L’activisme néofasciste contre «La Plume Noire»

France • La Jeune Garde Lyon est un groupe formé en 2018 en espérant pouvoir insuffler une nouvelle dynamique et ampleur à la lutte antifasciste lyonnaise. Il réagit après une nouvelle attaque de l’extrême droite.

Samedi 20 mars, 14h30 à Lyon, il fait grand soleil. Une foule est réunie en musique devant le Théâtre National Populaire pour s’opposer à la politique et la gestion de la crise sanitaire par le Gouvernement. A l’autre bout de la Ville, dans le quartier historique de la Croix-Rousse, une cinquantaine de personnes cagoulées attaquent une libraire à coups de jets de pavés ravageant la façade de l’établissement. En repartant aux cris d’«Avant! Avant! Lion le melhor!»(1), l’un d’eux fait distinctement un salut nazi. Par chance, il n’y aura aucune personne blessée parmi les membres d’une association qui organisait alors une récolte solidaire au sein de cette librairie-bibliothèque autogérée par la Coordination des Groupes Anarchistes et baptisée «La Plume noire».

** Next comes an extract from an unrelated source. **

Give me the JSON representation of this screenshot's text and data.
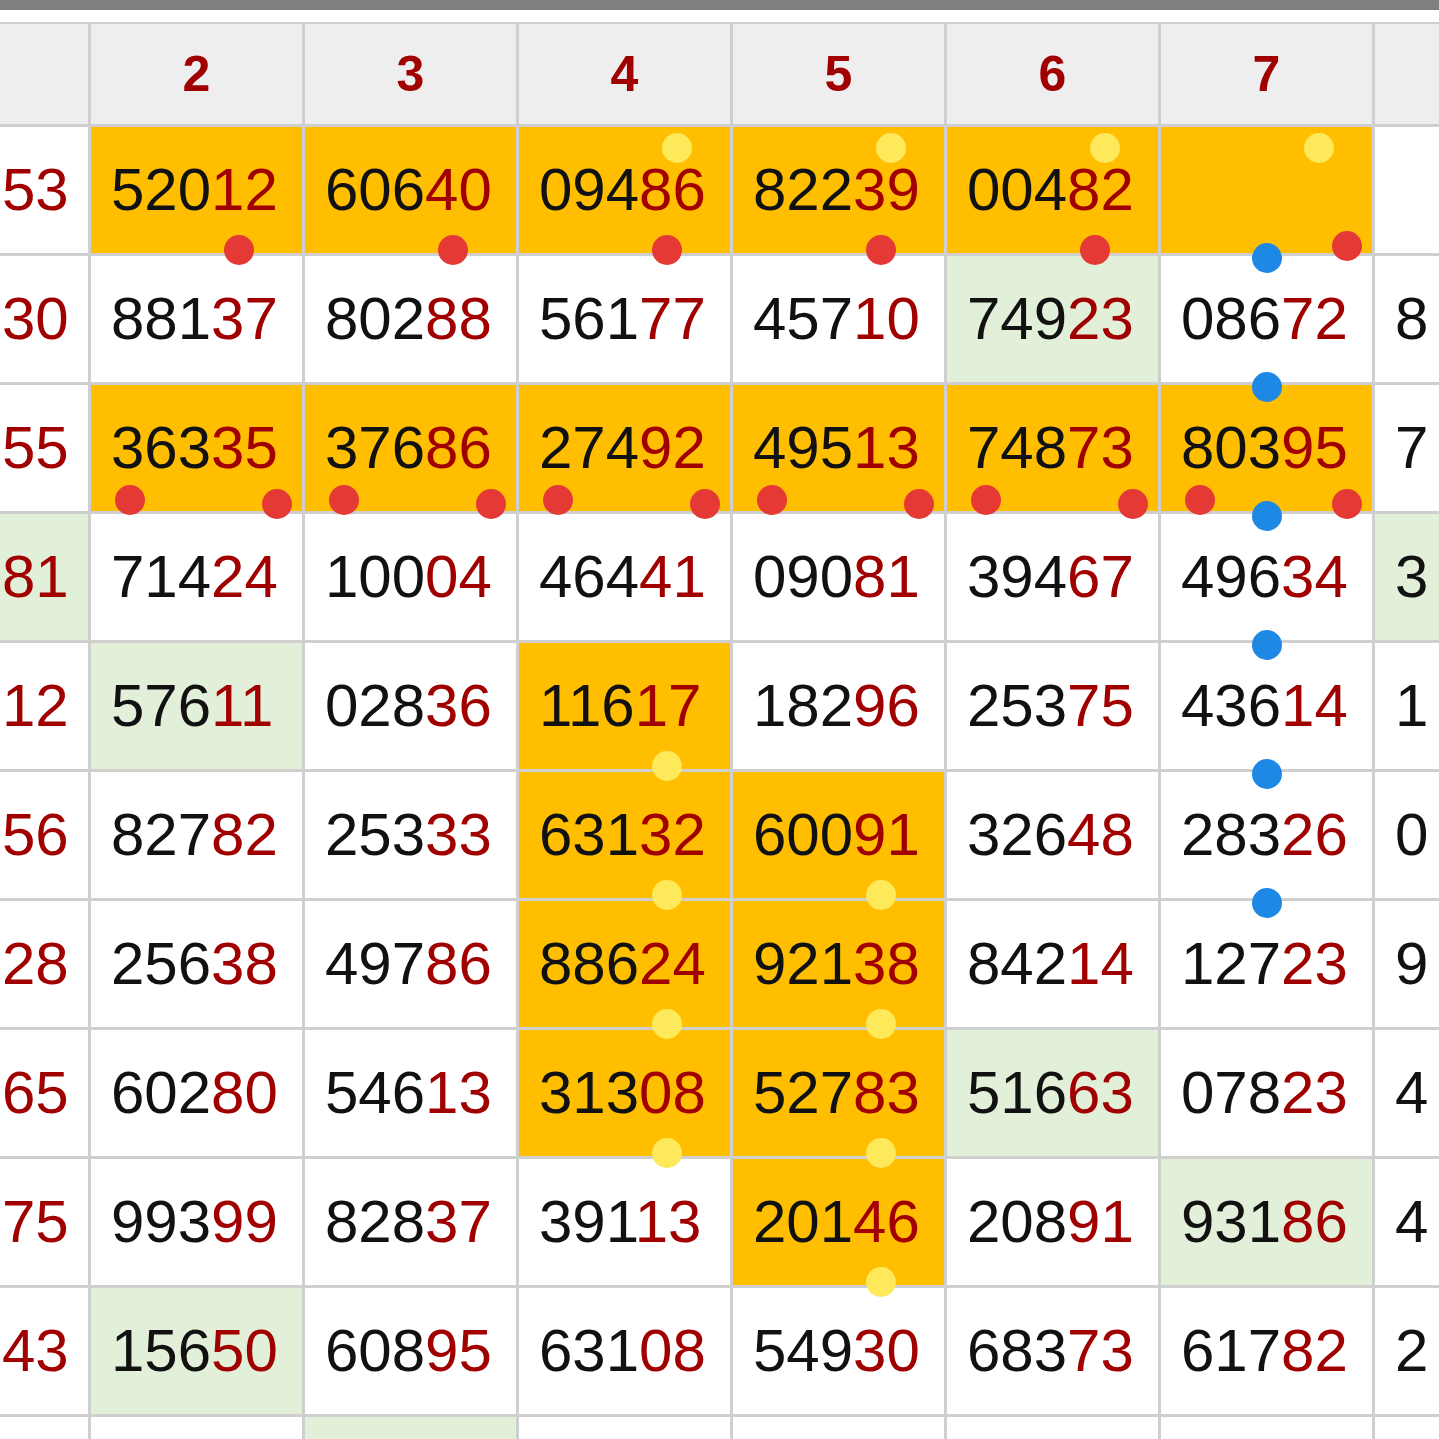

Les assaillants s’attendaient vraisemblablement à ce que des personnes sortent afin de les provoquer physiquement. C’est en tout cas ce que pense Raphaël Arnault, porte-parole du groupe antifasciste la Jeune Garde Lyon (JGL). «On commente souvent la violence matérielle des mouvements sociaux. Avec l’extrême-droite ce qui est visé c’est de casser de l’humain», confie-t-il une semaine après l’assaut.

Génération identitaire mise en cause

Si le groupe antifasciste a des liens avec la librairie et y organise parfois des événements, celle-ci était visée à part entière. M. Arnault rapporte que dans le quartier les locaux du Parti Communiste ont eux aussi fait les frais de cette violence, qu’il convient de nommer, sans guillemets, fasciste. «Ce qui est nouveau c’est qu’ils agissent ainsi, en plein jour. D’habitude c’était plutôt le soir, comme ça a été le cas avec deux personnes agressées une nuit de décembre 2020», raconte-t-il.

Bien qu’une enquête soit en cours, l’identité des auteurs reste inconnue, ou presque. Pour M. Arnault, il s’agirait de membres de l’ex-association extrémiste Génération Identitaire, dont le siège se situait à Lyon. «Nous ne pouvons pas le prouver, mais nous les avons reconnus», explique-t-il. Génération Identitaire a été officiellement dissoute le 3 mars dernier par décret au motif que l’association tient «un discours de haine envers des individus en raison de leur origine, race ou religion» et «pouvait être regardée par sa forme et son organisation militaires… comme présentant le caractère d’une milice privée.» (Le Monde, 03.03.21). Mais pas les associations locales liées.

Malgré cette dissolution, la JGL dénonce la persistance de deux lieux utilisés par le groupuscule, La Traboule-Maison de l’Identité lyonnaise, qualifié de «Bar des Identitaires» fermé sur décision administrative (pour raison de conditions de sécurité non remplies), un an et demi avant sa réouverture le 12 septembre 2020 et L’Agogé. L’un sert de site d’organisation et l’autre de salle de boxe. La JGL en réclame la fermeture immédiate.

Manifestation solidaire

Pour Raphaël Arnault, dissolution et fermeture de locaux permettent de casser la dynamique organisationnelle de l’extrême-droite. Toutefois, celle-ci persistant à avoir une influence dans la rue, c’est là qu’il faut peser. C’est en ce sens que l’UCL (fusion de la CGA et d’Alternative Libertaire)  organisait ce samedi à 14h, une manifestation antifasciste «en solidarité avec La Plume Noire», au départ de la place des Terreaux. «Les camarades romand.e.s sont évidemment les bienvenu.e.s!», conclut le porte-parole. Elle vient cependant d’être interdite et donc reportée

Après les violences contre la libraire, le jeudi 25 mars, des membres du groupe royaliste et nationaliste Action Française ont fait irruption avec violence dans l’hémicycle du Conseil régional d’Occitanie à Toulouse. Avec une banderole où l’on pouvait lire «Islamo-gauchistes, traîtres à la France».

(1) Cri de guerre historique en franco-provençale signifiant «En avant! Le Lion est le meilleur!», référence à l’animal qui symbolise la capitale des Gaules, Lyon.